Power fold for now; AFL remains hopeful of keeping franchise viable |

Power fold for now; AFL remains hopeful of keeping franchise viable

Sidney Davis | Trib Total Media
The Pittsburgh Power's Virgil Gray is mobbed by his teammates including Curtis Young (93) after his long interception return against the Philadelphia Soul at the Consol Energy Center on Saturday July 26, 2014.

Shortly after Power CEO, co-owner and chairman Matt Shaner issued a news release Monday stating the Arena Football League team will cease operations, minority owners said they were willing to work with league commissioner Scott C. Butera in an attempt to save the franchise.

“Clearly being in Pittsburgh is important to us,” said Butera, who was hired in September to replace longtime commissioner Jerry Kurz.

“We are trying to affect a transaction that will allow the Power to continue to play (2015) in Pittsburgh.”

Butera said he is encouraged by the progress the franchise made this year, improving from a team that lost 27 of 36 games in 2012-13 to winning 12 in a row, finishing 15-3 in the regular season and earning a playoff berth for the first time.
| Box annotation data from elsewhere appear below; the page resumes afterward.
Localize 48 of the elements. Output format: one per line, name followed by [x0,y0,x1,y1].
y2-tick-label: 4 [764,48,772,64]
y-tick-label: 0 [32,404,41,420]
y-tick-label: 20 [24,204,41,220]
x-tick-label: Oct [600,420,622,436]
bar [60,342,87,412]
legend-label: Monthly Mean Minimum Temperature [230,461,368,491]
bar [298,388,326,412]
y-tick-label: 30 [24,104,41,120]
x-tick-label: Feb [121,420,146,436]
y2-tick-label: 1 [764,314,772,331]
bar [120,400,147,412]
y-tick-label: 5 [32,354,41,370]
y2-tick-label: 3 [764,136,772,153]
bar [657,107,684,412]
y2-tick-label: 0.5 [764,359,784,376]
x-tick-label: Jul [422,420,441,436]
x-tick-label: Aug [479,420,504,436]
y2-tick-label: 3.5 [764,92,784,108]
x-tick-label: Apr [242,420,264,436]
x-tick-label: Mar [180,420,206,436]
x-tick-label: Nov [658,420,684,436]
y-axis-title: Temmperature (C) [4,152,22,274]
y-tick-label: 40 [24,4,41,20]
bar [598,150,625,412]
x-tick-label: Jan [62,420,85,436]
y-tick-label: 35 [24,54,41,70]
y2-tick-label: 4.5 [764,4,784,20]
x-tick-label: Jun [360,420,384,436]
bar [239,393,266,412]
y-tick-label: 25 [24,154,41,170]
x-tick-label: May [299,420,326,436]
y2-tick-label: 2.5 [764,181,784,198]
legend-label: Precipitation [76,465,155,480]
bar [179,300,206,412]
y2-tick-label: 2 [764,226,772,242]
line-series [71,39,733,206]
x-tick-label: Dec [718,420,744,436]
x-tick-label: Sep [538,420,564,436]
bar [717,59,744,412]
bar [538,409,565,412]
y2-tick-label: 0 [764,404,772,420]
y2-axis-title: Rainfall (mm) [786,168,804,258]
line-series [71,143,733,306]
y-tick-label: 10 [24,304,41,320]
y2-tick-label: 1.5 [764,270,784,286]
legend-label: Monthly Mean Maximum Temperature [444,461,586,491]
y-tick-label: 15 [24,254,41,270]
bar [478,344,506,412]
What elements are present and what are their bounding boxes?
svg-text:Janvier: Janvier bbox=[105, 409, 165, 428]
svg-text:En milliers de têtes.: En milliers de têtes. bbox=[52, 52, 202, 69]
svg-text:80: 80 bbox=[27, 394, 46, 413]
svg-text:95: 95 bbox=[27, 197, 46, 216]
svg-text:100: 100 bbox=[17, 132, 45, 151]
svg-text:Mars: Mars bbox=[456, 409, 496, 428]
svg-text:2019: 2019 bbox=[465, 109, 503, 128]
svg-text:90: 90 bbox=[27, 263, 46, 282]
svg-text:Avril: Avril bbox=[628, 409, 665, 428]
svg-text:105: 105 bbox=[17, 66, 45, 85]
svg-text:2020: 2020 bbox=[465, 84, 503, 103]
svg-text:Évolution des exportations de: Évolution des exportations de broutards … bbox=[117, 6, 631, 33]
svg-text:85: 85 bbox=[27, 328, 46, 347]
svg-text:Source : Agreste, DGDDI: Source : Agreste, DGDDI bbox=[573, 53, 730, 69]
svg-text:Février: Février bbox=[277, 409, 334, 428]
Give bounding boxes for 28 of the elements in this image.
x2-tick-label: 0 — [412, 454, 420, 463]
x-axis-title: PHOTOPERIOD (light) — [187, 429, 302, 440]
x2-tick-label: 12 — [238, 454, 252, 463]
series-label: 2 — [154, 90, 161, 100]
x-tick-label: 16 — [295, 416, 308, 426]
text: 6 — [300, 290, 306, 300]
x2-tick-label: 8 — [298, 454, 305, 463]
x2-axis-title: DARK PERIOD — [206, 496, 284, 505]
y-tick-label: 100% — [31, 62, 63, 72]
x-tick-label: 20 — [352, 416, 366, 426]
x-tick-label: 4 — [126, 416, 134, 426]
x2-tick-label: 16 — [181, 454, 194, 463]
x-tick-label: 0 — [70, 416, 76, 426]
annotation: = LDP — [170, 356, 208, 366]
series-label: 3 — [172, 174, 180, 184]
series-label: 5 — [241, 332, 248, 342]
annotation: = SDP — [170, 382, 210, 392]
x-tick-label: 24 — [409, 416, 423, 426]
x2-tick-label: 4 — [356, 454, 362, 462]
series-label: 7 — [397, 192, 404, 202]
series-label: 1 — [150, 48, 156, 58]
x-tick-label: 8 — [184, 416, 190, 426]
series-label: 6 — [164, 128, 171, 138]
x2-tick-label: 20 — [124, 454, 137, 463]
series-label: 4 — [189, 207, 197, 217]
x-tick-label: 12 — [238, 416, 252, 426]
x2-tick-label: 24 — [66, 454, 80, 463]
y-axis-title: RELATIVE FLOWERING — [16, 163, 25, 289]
“They have a good team and a good coach (veteran Ron James),” Butera said.

Butera said he and other AFL owners and officials want to improve the league’s regional presence in the Northeast, and Pittsburgh remains a big part of those plans.

“Pittsburgh is a great football town at every level,” he said. “We need to be there. We love having a team in Pittsburgh. It is an important part of what we are doing.”

Trib Total Media president and CEO Ralph Martin, a member of the Power’s board of directors, said the ownership group’s intent is to “right-size the organization.”

Asked to comment on his announcement, Shaner responded with a text message: “I have no comment at this time. I will comment to you when it is appropriate.”

The Power, which struggled to build a local fan base throughout its four-year existence, entered the AFL as an expansion franchise in 2011 with the backing of Shaner and Steelers Hall of Fame wide receiver Lynn Swann.

The team finished 9-9 that season, barely missing the playoffs while averaging 9,197 in attendance at Consol Energy Center. The opener drew a crowd of 13,904, an AFL record for a new franchise’s first game.

But hard times followed, with attendance falling by 44 percent in 2012 to 5,163 in the midst of a labor dispute between players and the league. At the height of that disagreement, Shaner fired his entire roster during a pregame meal hours before the season opener. Later in the season, he fired coach Chris Siegfried and replaced him with defensive coordinator Derek Stingley. The team finished 5-13.

The players union and league reached a new collective bargaining agreement during the ’12 season, but Stingley had trouble attracting enough talented athletes to make the team a playoff contender. A year later, attendance rose slightly to 5,865, but the Power struggled on the field and finished 4-14.

Nonetheless, attendance averaged more than 6,000 for the first three years, triggering a clause in the Power’s contract with the Penguins to allow the team to use Consol Energy Center through the 2016 season.

“They have a lot of positives,” Butera said. “Everything is in front of them.”